Priming your drywall is a money-saver. Primer is generally less expensive than a wall paint and provides a blank canvas for you to paint on top of. A primed wall can often be finished with one coat of colored paint. Unprimed drywall may take several coats to properly cover with your desired color. Even better, if you are painting a garage or workshop, you may decide you like the look of the primer and stop there.
Paint Your Walls
Paint your sealed and primed drywall with the color of your choice. Whatever type of paint you choose, it will adhere much better to primed drywall than plain drywall paper. In most cases, you can finish the job with one coat of paint.
- Apply paint to your sealed and primed drywall.
- To hide imperfect drywall seams, choose a flat or matte paint.
If you are a beginner when it comes to finishing drywall and are not happy with the look of your drywall seams, opt for a matte finish or flat paint. These low-shine paint types will hide drywall seams better than high-gloss paint.
Can You Paint Drywall Directly?
It is not a good idea to directly paint drywall with a final paint color.

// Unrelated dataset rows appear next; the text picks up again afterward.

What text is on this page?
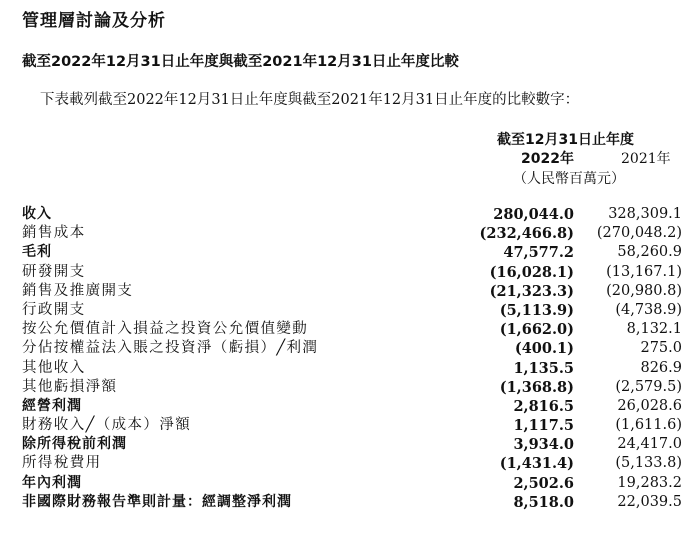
管理層討論及分析
截至2022年12月31日止年度與截至2021年12月31日止年度比較
下表載列截至2022年12月31日止年度與截至2021年12月31日止年度的比較數字：
截至12月31日止年度
2022年	2021年
（人民幣百萬元）
收入	280,044.0 328,309.1
銷售成本	(232,466.8) (270,048.2)
毛利	47,577.2	58,260.9
研發開支	(16,028.1) (13,167.1)
銷售及推廣開支	(21,323.3) (20,980.8)
行政開支	(5,113.9)	(4,738.9)
按公允價值計入損益之投資公允價值變動	(1,662.0)	8,132.1
分佔按權益法入賬之投資淨（虧損）╱利潤	(400.1)	275.0
其他收入	1,135.5	826.9
其他虧損淨額	(1,368.8)	(2,579.5)
經營利潤	2,816.5	26,028.6
財務收入╱（成本）淨額	1,117.5	(1,611.6)
除所得稅前利潤	3,934.0	24,417.0
所得稅費用	(1,431.4)	(5,133.8)
年內利潤	2,502.6	19,283.2
非國際財務報告準則計量：經調整淨利潤	8,518.0	22,039.5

In most instances, you will end up with poor coverage and end up applying several coats of paint. Not only that, but the paper layer of your drywall will not bond well to the paint. Most latex, alkaline, and oil-based paints will peel off over time if they are applied directly to drywall.
- Painting drywall directly results in poor coverage and peeling paint.
- Prime drywall before painting for best results.
- Primer is formulated to bond with drywall paper and provide a surface for your final paint color to stick to.
Priming drywall is necessary to get the most out of your paint. Primer covers color variations in your drywall job and bonds with drywall paper. This means your final paint will go on smooth and provide excellent coverage.
Is it Okay to Paint Drywall Without Mudding?
Painting drywall without taping and mudding will result in a poor finish that leaves open gaps into the walls of your home. This can contribute to moisture, mold, mildew, and pests. Painting unfinished drywall also creates a fire hazard that may be against building regulations where you live. Rather than end up with poor finish and peeling paint, take the time to properly tape, mud, and prime your drywall before painting. It’s not as difficult as it seems at first glance, and you’ll be much happier with the result.